While death is always with us, it’s always a shock and one of the most difficult situations an employer may face is managing the aftermath of the death of an employee. The loss of a fellow employee is often very stressful. Employees who worked closely with the deceased may feel they've lost a member of their extended family. Even employees who did not know or did not get on well with the employee may feel upset.
Counselling can reduce the impact of a colleague’s death. If you provide an employee assistance programme make sure that your employees are made aware that they have this opportunity if they wish to take it up.
There is no way of knowing how you will find out about the death of an employee. You may learn about it from the deceased’s family, but sometimes the news will come from another employee. No matter how you hear of the death, respond quickly by notifying immediate staff and close work friends directly, and the rest of the company by email. Remember to contact staff who are ill or on leave.
Allow your staff to attend the funeral or memorial service if they would like to do so. You may need to bring someone in to answer phones for a few hours so that everyone can attend. Attending the memorial service is an important part of the grieving process.
The relationship the deceased employee had with colleagues will often determine how the workplace decides to remember him. Examples of work group responses include: creating a memorial bulletin board with photos and other images meaningful to the work group; or holding an event such as a lunch or reception in memory of the deceased employee. Invite family members and close friends outside of work to share their memories with the group. You might also create a memory book filled with stories and sentiments from colleagues to give to the family, have a fundraiser to give a financial donation to a chosen charity, or write an article about the employee for the in-house newsletter.
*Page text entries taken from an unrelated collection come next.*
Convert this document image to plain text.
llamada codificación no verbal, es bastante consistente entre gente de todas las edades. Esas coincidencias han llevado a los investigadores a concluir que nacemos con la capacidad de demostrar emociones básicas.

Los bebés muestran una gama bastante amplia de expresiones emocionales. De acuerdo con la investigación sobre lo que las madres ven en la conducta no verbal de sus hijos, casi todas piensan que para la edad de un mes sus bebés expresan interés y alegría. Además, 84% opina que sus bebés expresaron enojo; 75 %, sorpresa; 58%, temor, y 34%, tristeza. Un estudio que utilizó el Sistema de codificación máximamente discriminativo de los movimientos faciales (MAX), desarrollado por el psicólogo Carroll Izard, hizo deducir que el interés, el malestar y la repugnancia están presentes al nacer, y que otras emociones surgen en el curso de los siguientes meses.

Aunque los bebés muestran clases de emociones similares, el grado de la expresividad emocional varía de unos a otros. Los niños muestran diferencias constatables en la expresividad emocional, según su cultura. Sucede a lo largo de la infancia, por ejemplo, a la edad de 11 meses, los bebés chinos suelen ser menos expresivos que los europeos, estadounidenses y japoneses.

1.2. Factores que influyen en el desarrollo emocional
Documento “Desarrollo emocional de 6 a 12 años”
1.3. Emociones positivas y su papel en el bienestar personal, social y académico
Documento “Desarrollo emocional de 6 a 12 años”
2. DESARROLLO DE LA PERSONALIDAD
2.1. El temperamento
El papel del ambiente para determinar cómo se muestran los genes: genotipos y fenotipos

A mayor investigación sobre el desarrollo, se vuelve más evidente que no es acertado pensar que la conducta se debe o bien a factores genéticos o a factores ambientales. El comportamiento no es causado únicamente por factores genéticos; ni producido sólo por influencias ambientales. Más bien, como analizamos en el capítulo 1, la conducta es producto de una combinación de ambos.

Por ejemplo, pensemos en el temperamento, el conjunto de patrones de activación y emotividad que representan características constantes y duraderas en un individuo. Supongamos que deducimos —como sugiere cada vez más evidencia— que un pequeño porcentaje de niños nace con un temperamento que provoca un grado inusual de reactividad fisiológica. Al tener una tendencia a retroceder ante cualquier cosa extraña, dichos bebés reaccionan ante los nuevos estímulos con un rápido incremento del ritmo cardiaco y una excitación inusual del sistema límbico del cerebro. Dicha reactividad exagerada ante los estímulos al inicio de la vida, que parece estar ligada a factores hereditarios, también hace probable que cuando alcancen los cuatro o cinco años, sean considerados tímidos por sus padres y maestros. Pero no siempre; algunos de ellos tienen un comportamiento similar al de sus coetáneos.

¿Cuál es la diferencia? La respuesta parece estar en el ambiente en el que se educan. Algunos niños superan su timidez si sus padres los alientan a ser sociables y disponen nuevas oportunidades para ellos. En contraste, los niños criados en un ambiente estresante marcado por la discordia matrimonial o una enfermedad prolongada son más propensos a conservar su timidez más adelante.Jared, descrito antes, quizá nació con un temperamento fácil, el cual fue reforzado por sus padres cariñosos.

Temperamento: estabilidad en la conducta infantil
Some of the practical issues which you will need to consider are as follows.
- Who will clear the deceased’s desk and personal belongings? Family members or a close work friend may want to handle the task of boxing up the deceased's personal belongings.
- Take steps to change the voicemail message, retrieving messages (voice mail and email),handling inquires intended for the deceased employee. These tasks could be shared or rotated among staff to ease the emotional burden of having to tell callers that the employee has died. Prepare a brief statement to assist those who reply to calls.
- Make arrangements for unfinished tasks or imminent work requirements. A short-term plan can be put into place until a more permanent decision can be made. It is best to make temporary arrangements as soon as possible to lessen the level of anxiety that might already be present in the staff. Make it clear what is needed and who is responsible.
- Don’t make any sudden changes in regard to the organisation of workspace. People need time to grieve the loss of their colleague before seeing his or her workstation dismantled. In a month or so, there will be more acceptance of the changes which come from the death.
- Consider when the replacement employee should be appointed. A new employee needs to be prepared for possible negative comparisons with the deceased employee. If the deceased was particularly well-liked, the transition will be even more difficult. It is advisable to give staff notice of the new employee's start date, relevant work background and to prepare them for the change. It is a normal part of accepting a loss to welcome someone new.
It will take time to come to terms with the loss, but after the initial shock and grief, time will start to heal. If you notice that after a period of time one of your employees still appears to still be grieving, talk to the employee, give feedback on what you have observed and share your concerns. You may suggest that he or she seeks some counselling. Often, a loss in one area of someone's life, as in the loss of a colleague, triggers unresolved feelings about previous losses or anticipated losses and the employee may need extra assistance in coping with these feelings.